Wrong-way bets on mortgage bonds and a recession saw Deer Park Road Management’s flagship hedge fund post its biggest annual loss since the fund began trading in 2008, according to a report by Bloomberg.
The report cites people familiar with the matter as confirming that the firm’s STS Master fund lost 23.4% in 2023, with most of the damage being done in January, when the fund racked up its biggest ever monthly decline of 11.7%, and the second quarter of the year, according to an investor letter seen by Bloomberg.
In an interview with Bloomberg, Deer Park’s CIO Scott Burg said: “Coming out of 2022, the assets in our long book were priced for a recession that never happened.” And while the fund then took “a defensive positioning”, according to Burg, “the damage had been done”.

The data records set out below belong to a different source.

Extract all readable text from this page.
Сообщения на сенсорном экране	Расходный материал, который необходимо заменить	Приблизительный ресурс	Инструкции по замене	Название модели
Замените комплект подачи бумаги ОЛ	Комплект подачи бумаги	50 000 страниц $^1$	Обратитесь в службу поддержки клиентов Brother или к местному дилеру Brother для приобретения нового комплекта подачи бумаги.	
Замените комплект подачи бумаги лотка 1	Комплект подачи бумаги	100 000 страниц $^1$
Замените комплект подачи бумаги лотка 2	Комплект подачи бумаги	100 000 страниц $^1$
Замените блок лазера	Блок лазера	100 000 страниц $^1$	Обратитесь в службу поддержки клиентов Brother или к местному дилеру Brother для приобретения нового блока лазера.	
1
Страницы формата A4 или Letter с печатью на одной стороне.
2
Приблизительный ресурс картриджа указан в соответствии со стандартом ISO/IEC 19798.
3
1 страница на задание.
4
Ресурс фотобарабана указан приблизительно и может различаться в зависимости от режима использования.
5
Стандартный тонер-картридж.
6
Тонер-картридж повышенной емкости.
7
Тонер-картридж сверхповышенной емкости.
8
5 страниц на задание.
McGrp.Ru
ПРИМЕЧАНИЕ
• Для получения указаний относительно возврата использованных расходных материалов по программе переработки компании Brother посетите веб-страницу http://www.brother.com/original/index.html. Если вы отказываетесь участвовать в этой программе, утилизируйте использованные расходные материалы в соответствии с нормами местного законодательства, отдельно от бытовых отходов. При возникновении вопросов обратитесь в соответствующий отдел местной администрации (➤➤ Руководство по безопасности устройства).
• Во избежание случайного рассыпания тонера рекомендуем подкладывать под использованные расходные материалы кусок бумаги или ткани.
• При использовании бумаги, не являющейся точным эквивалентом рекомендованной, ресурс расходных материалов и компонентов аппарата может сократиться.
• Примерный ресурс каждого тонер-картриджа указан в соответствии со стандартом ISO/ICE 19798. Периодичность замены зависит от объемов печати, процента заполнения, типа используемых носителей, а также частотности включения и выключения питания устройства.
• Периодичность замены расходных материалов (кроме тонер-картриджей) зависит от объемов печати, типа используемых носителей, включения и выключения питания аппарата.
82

The $1.8bn fund also lost ground by shorting the high yield index, which unexpectedly rallied hard toward the end of the year on optimism that interest-rate cuts were on the horizon, boosting other credit hedge funds.
With markets currently preparing for the Federal Reserve to start cutting interest rates this year, the firm’s founder, Michael Craig-Scheckman, is expecting the firm’s bets, the vast majority of which include legacy residential mortgage-backed securities (RMBS), to gain momentum in 2024.
“The assets we have will perform extremely well, particularly factoring in any rate cuts this year,” he told Bloomberg.